Nur zwei Jahre hat er in der Taubenzucht pausiert, als er nämlich das Haus für sich und seine Familie baute. Danach aber hat er wieder jeden Tag rund drei Stunden bei seinen Tauben verbracht. Rund um Weihnachten kann es auch etwas mehr Zeit sein. Dann nämlich brütet er über der Frage, welcher Tauber am besten zu welcher Taube passt, beobachtet die Tiere noch ein bisschen genauer als sonst und studiert das Zuchtbuch. „Und dann mach ich den Käfig auf – und der geht zu einer anderen“, sagt Martin Höß und lacht. Immerhin: Der tierische Eigensinn muss nicht negativ sein. „Da kann auch das Beste rauskommen“, sagt der Profi. Denn kurioserweise bekommen die schönsten Tiere nicht zwangsläufig auch den schönsten Nachwuchs.

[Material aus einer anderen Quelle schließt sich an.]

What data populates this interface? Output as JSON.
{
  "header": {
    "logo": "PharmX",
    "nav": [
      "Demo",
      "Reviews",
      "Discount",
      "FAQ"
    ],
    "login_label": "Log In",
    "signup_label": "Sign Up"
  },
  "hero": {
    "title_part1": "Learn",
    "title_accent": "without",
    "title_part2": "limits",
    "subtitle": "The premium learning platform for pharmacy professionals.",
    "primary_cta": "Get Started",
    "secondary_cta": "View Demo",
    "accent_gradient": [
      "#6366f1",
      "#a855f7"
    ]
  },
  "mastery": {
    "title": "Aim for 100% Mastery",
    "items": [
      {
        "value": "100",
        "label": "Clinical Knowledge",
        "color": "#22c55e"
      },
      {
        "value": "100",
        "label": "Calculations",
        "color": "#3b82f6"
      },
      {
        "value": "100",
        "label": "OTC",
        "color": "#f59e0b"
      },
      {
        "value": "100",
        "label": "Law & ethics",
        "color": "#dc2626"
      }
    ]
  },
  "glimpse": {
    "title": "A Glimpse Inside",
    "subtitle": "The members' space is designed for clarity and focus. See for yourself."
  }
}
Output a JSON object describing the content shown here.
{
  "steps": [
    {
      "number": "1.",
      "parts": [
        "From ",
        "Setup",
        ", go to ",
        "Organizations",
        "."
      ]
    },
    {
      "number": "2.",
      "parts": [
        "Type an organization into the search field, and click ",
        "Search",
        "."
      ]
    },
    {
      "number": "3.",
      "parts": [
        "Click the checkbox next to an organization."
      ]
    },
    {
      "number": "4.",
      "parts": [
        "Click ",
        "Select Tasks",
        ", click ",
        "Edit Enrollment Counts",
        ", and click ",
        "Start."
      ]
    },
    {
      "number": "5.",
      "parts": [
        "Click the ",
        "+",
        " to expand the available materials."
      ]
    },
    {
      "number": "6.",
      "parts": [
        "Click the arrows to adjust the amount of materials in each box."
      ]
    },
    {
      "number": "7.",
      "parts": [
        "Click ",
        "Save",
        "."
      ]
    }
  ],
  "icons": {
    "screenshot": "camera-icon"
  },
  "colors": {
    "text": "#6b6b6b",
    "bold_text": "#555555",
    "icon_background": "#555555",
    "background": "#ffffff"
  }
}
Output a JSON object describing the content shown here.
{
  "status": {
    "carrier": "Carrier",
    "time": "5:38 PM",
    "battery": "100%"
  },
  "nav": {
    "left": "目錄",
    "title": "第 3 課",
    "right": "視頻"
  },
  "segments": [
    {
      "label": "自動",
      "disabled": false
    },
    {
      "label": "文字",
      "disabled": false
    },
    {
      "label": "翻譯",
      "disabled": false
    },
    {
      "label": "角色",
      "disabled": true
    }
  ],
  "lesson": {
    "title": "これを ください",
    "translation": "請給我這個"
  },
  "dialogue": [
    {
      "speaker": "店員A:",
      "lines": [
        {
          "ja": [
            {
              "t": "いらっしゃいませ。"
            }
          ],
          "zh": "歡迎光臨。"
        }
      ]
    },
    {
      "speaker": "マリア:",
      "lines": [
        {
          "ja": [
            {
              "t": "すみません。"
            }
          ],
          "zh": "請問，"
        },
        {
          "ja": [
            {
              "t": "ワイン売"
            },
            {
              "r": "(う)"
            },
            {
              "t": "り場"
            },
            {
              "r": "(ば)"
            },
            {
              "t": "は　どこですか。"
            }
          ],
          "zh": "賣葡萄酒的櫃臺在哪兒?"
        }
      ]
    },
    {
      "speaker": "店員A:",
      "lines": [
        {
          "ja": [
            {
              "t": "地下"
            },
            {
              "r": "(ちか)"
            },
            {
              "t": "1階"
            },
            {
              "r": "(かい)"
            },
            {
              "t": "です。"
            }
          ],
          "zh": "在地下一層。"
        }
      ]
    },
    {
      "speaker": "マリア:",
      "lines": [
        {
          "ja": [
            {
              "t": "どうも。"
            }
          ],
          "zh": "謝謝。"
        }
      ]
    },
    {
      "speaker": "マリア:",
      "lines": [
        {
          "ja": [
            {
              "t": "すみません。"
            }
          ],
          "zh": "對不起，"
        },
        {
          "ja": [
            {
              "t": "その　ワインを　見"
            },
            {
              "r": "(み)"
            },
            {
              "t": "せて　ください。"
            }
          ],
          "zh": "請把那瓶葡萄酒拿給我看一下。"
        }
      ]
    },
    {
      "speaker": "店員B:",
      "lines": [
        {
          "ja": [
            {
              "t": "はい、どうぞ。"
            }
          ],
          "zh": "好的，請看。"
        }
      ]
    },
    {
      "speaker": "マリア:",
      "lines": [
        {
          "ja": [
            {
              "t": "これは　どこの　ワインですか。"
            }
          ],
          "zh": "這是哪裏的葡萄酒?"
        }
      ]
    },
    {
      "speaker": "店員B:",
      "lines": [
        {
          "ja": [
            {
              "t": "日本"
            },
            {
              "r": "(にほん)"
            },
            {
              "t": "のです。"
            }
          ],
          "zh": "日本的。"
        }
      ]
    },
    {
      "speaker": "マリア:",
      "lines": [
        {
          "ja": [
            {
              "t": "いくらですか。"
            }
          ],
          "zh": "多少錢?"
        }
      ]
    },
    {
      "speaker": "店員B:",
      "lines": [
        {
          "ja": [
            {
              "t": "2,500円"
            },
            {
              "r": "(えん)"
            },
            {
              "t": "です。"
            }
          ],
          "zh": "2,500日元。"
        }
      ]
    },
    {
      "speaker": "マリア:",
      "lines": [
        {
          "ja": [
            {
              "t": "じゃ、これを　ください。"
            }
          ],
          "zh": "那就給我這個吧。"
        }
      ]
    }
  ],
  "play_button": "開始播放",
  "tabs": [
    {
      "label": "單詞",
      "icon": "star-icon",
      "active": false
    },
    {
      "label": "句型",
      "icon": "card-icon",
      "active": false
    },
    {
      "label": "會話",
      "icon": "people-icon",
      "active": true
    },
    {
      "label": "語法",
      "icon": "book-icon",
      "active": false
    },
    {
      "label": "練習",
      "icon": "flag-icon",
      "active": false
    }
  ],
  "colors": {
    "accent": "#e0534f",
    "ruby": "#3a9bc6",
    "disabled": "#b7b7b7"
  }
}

Um den kümmern sich beide Elternteile. Wird die Taubenmutter krank, übernimmt der Vater die Aufzucht allein. „Eine Taube ist für mich fast wie ein Mensch“, sagt Martin Höß. Die Tiere seien hochintelligent. Deshalb schmerzt es ihn auch so sehr, dass er sie nicht mehr aus der Voliere lassen kann. Schuld sind die Krähen, die es auf die Tauben abgesehen haben – und auch eine deutsche Meisterin nicht verschonen würden.